Office for Civil Rights Issues Notice to Healthcare Suppliers on Use of HTTPS Check Tools

Several healthcare companies utilize HTTPS checkup tools to check HTTPS links for malware. HTTPS checkup tools decrypt safe HTTPS network traffic as well as study content prior to re-encrypting traffic.

HTTPS checkup tools are utilized to increase safety, even though the latest notice from the Division of Health and Human Services’ OCR underscores latest research signifying HTTPS checkup tools might possibly introduce weaknesses which would leave healthcare companies vulnerable to man-in-the-middle attacks.

Man-in-the-middle attacks include 3rd parties interrupting interactions between two companies. During a MITM attack, the assailant might possibly spy on talks, thieve files, run malicious code or manipulate communications.

Although the usage of end-to-end connection safety using HTTPS must safeguard against man-in-the-middle attacks, a few HTTPS checkup tools might actually weaken safety and possibly lead to the revelation of ePHI.

OCR has drawn attention to the latest warning issued by the United States Computer Emergency Readiness Team (US-CERT) alerting companies to verify their HTTPS inspection tackles to find out if they are correctly authenticating certificate chains as well as are passing alerts and mistake messages to customers. A few HTTPS inspection tackles have been found to inappropriately authenticate web servers’ certificates and/or don’t send alerts.

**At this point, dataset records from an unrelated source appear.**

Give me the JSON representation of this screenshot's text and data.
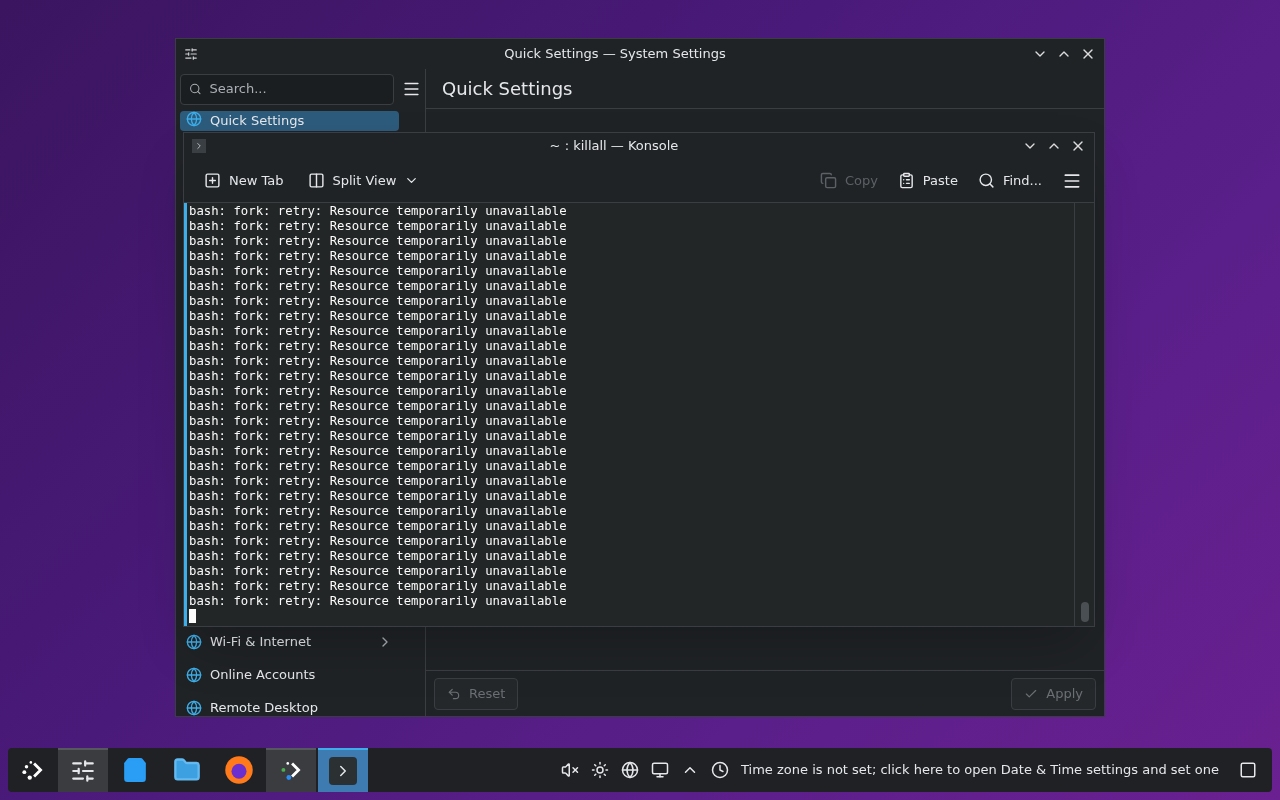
{
  "settings_window": {
    "title": "Quick Settings — System Settings",
    "search": {
      "placeholder": "Search..."
    },
    "page_title": "Quick Settings",
    "sidebar": {
      "items": [
        {
          "label": "Quick Settings",
          "selected": true,
          "has_children": false
        },
        {
          "label": "Wi-Fi & Internet",
          "selected": false,
          "has_children": true
        },
        {
          "label": "Online Accounts",
          "selected": false,
          "has_children": false
        },
        {
          "label": "Remote Desktop",
          "selected": false,
          "has_children": false
        }
      ]
    },
    "footer": {
      "buttons": [
        {
          "label": "Reset",
          "kind": "reset",
          "disabled": true
        },
        {
          "label": "Apply",
          "kind": "apply",
          "disabled": true
        }
      ]
    }
  },
  "konsole_window": {
    "title": "~ : killall — Konsole",
    "toolbar": [
      {
        "label": "New Tab",
        "kind": "new-tab",
        "disabled": false
      },
      {
        "label": "Split View",
        "kind": "split-view",
        "disabled": false
      }
    ],
    "toolbar_right": [
      {
        "label": "Copy",
        "kind": "copy",
        "disabled": true
      },
      {
        "label": "Paste",
        "kind": "paste",
        "disabled": false
      },
      {
        "label": "Find...",
        "kind": "find",
        "disabled": false
      }
    ],
    "output": [
      "bash: fork: retry: Resource temporarily unavailable",
      "bash: fork: retry: Resource temporarily unavailable",
      "bash: fork: retry: Resource temporarily unavailable",
      "bash: fork: retry: Resource temporarily unavailable",
      "bash: fork: retry: Resource temporarily unavailable",
      "bash: fork: retry: Resource temporarily unavailable",
      "bash: fork: retry: Resource temporarily unavailable",
      "bash: fork: retry: Resource temporarily unavailable",
      "bash: fork: retry: Resource temporarily unavailable",
      "bash: fork: retry: Resource temporarily unavailable",
      "bash: fork: retry: Resource temporarily unavailable",
      "bash: fork: retry: Resource temporarily unavailable",
      "bash: fork: retry: Resource temporarily unavailable",
      "bash: fork: retry: Resource temporarily unavailable",
      "bash: fork: retry: Resource temporarily unavailable",
      "bash: fork: retry: Resource temporarily unavailable",
      "bash: fork: retry: Resource temporarily unavailable",
      "bash: fork: retry: Resource temporarily unavailable",
      "bash: fork: retry: Resource temporarily unavailable",
      "bash: fork: retry: Resource temporarily unavailable",
      "bash: fork: retry: Resource temporarily unavailable",
      "bash: fork: retry: Resource temporarily unavailable",
      "bash: fork: retry: Resource temporarily unavailable",
      "bash: fork: retry: Resource temporarily unavailable",
      "bash: fork: retry: Resource temporarily unavailable",
      "bash: fork: retry: Resource temporarily unavailable",
      "bash: fork: retry: Resource temporarily unavailable"
    ]
  },
  "taskbar": {
    "tasks": [
      {
        "kind": "settings",
        "selected": false,
        "open": true
      },
      {
        "kind": "store",
        "selected": false,
        "open": false
      },
      {
        "kind": "files",
        "selected": false,
        "open": false
      },
      {
        "kind": "browser",
        "selected": false,
        "open": false
      },
      {
        "kind": "launcher",
        "selected": false,
        "open": true
      },
      {
        "kind": "terminal",
        "selected": true,
        "open": true
      }
    ],
    "notification": "Time zone is not set; click here to open Date & Time settings and set one"
  }
}
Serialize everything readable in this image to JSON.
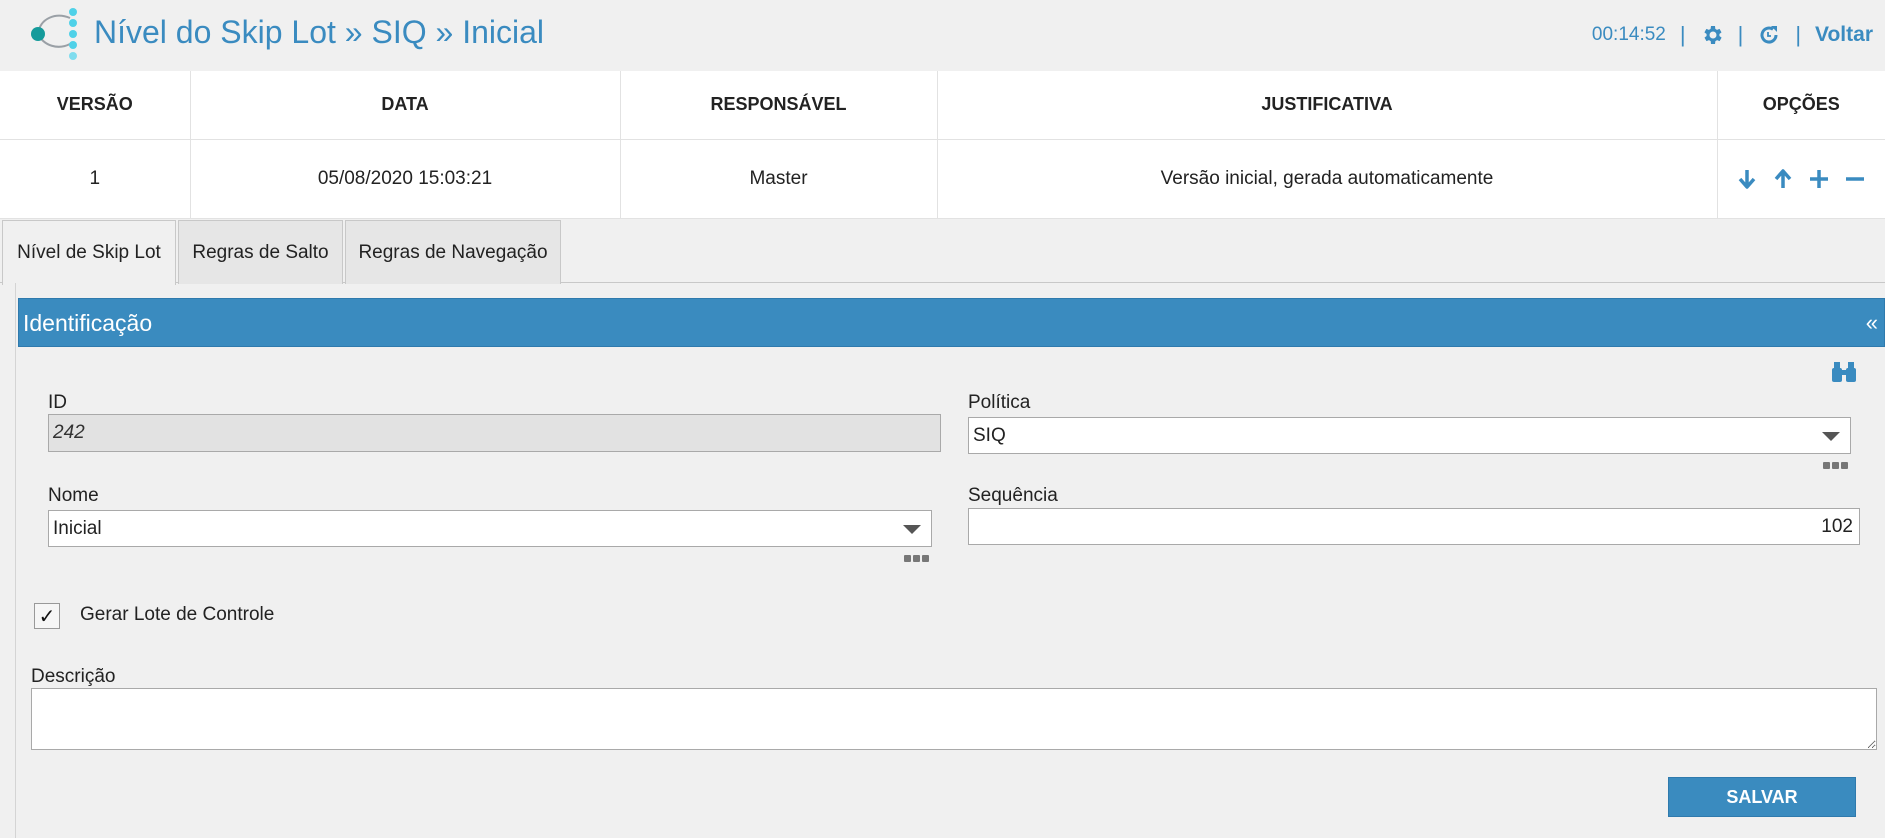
{
  "header": {
    "title": "Nível do Skip Lot » SIQ » Inicial",
    "clock": "00:14:52",
    "separator": "|",
    "back_label": "Voltar"
  },
  "versions": {
    "columns": [
      "VERSÃO",
      "DATA",
      "RESPONSÁVEL",
      "JUSTIFICATIVA",
      "OPÇÕES"
    ],
    "rows": [
      [
        "1",
        "05/08/2020 15:03:21",
        "Master",
        "Versão inicial, gerada automaticamente"
      ]
    ]
  },
  "tabs": [
    {
      "label": "Nível de Skip Lot",
      "active": true
    },
    {
      "label": "Regras de Salto",
      "active": false
    },
    {
      "label": "Regras de Navegação",
      "active": false
    }
  ],
  "panel": {
    "title": "Identificação",
    "collapse_glyph": "«"
  },
  "form": {
    "id_label": "ID",
    "id_value": "242",
    "politica_label": "Política",
    "politica_value": "SIQ",
    "nome_label": "Nome",
    "nome_value": "Inicial",
    "sequencia_label": "Sequência",
    "sequencia_value": "102",
    "checkbox_label": "Gerar Lote de Controle",
    "checkbox_checked": true,
    "checkbox_glyph": "✓",
    "descricao_label": "Descrição",
    "descricao_value": "",
    "save_label": "SALVAR"
  },
  "colors": {
    "accent": "#3a8bc0",
    "logo_teal": "#1aa3a3",
    "logo_cyan": "#4fd1e8"
  },
  "icons": [
    "logo-icon",
    "gear-icon",
    "refresh-icon",
    "arrow-down-icon",
    "arrow-up-icon",
    "plus-icon",
    "minus-icon",
    "binoculars-icon",
    "dropdown-caret-icon",
    "more-dots-icon"
  ]
}
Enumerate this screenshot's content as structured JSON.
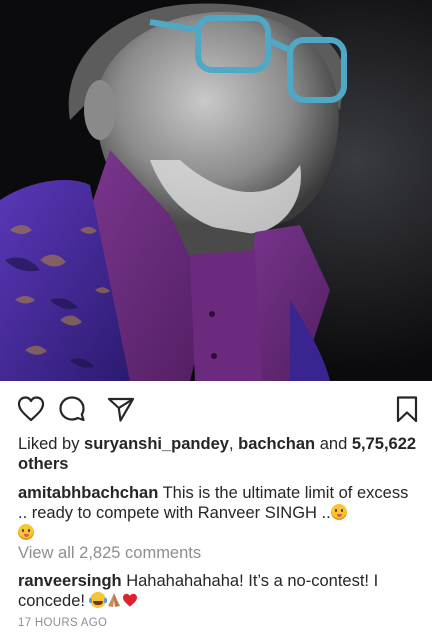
{
  "post": {
    "likes": {
      "prefix": "Liked by ",
      "user1": "suryanshi_pandey",
      "sep": ", ",
      "user2": "bachchan",
      "and": " and ",
      "count": "5,75,622 others"
    },
    "caption": {
      "username": "amitabhbachchan",
      "text": " This is the ultimate limit of excess .. ready to compete with Ranveer SINGH .."
    },
    "view_comments": "View all 2,825 comments",
    "reply": {
      "username": "ranveersingh",
      "text": " Hahahahahaha! It’s a no-contest! I concede! "
    },
    "timestamp": "17 HOURS AGO"
  },
  "icons": {
    "like": "heart-icon",
    "comment": "comment-icon",
    "share": "share-icon",
    "save": "bookmark-icon"
  },
  "colors": {
    "text": "#262626",
    "muted": "#8e8e8e",
    "shirt": "#6a2a78",
    "jacket": "#4b2ba0",
    "glasses": "#4fa9c6"
  }
}
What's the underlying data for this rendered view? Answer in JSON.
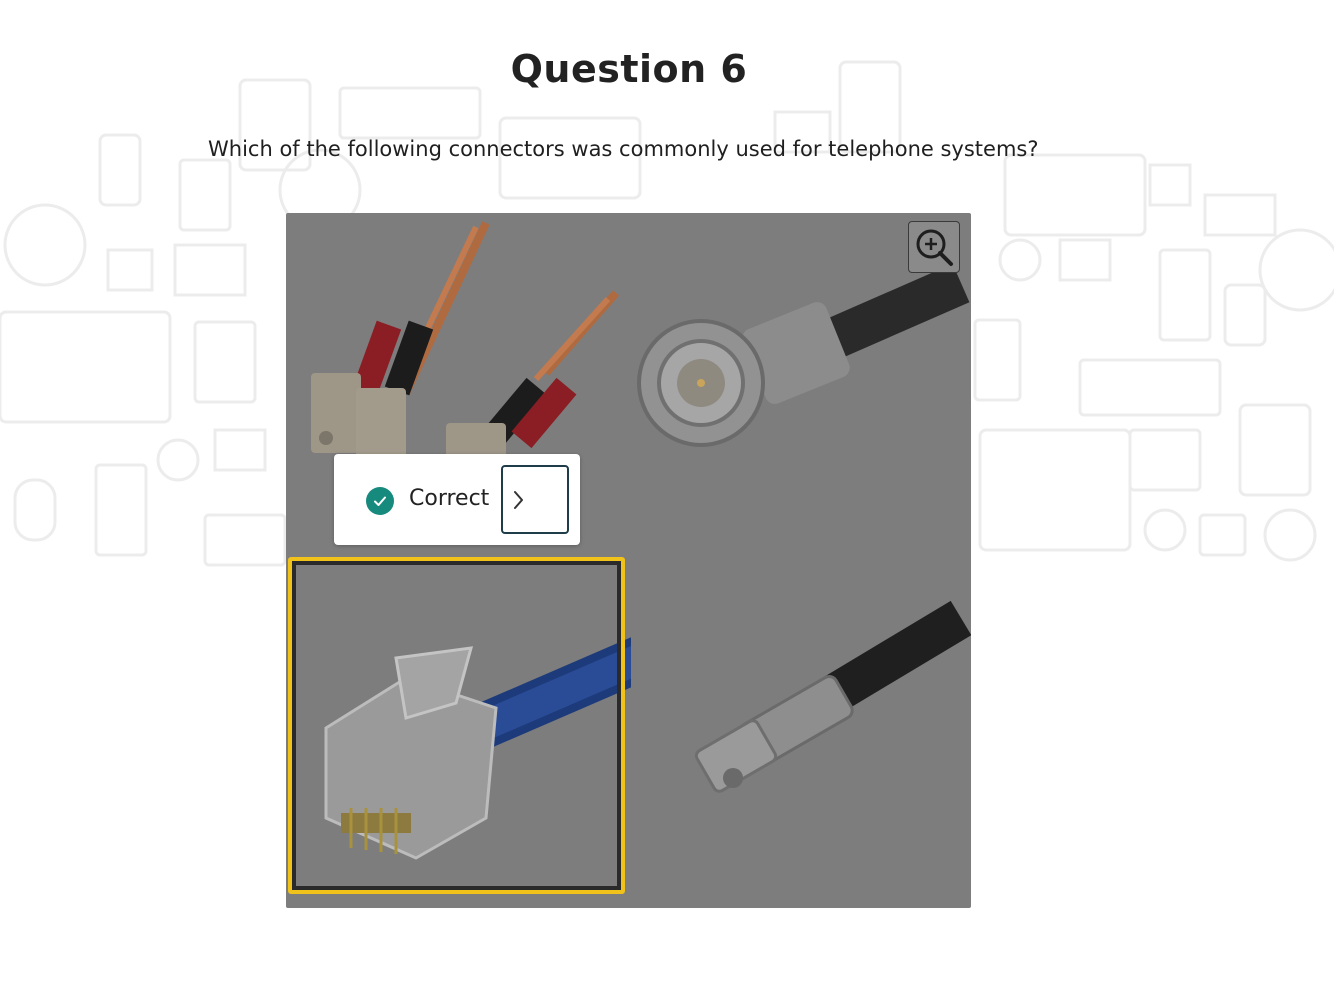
{
  "header": {
    "title": "Question 6"
  },
  "question": {
    "text": "Which of the following connectors was commonly used for telephone systems?"
  },
  "options": [
    {
      "name": "fiber-sc-connector",
      "selected": false
    },
    {
      "name": "bnc-connector",
      "selected": false
    },
    {
      "name": "rj11-connector",
      "selected": true
    },
    {
      "name": "f-type-connector",
      "selected": false
    }
  ],
  "feedback": {
    "status": "Correct",
    "icon": "check-circle-icon",
    "next_icon": "chevron-right-icon"
  },
  "toolbar": {
    "zoom_icon": "zoom-in-icon"
  },
  "colors": {
    "selection_border": "#f0c21a",
    "correct_badge": "#178a7e",
    "overlay": "#7d7d7d"
  }
}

Any healthcare company that uses these tackles must be able to authenticate the link between their company and the interception product, however importantly, not the link between the server and themselves. OCR alerts that poor application of the products might also lead to weaknesses being introduced.

Healthcare companies have been instructed to check their HTTPS examination tackles to decide whether they are susceptible and if they are correctly authenticating certificate chains and are passing on error messages and warnings.

OCR says in the warning that HTTPS inspection must be included in company’s risk analyses as well as the advantages and disadvantages of utilizing the tackles must be cautiously taken into consideration. Healthcare companies are referred to the warning issued by US-CERT as well as have been instructed to read US-CERT’s statement on the dangers of SSL checkup.

Alleviations that can decrease the possibility of man-in-the-middle attacks include:

  • Updating Secure Socket Layer and Transport Layer Security (SSL/TLS) to 1.1 or higher and deactivating TLS 1.0 as well as SSL 1, 2, 3.x are deactivated.
  • Using Certificate Pinning
  • Applying DNS-based Authentication of Named Entities (DANE)
  • Utilizing Network Lawyer Servers

BAs and protected units must also refer the suggestions of National Institute of Standards and Technology (NIST) for getting end-to-end messages and make sure that proper encryption procedures are used to avoid the revelation of ePHI.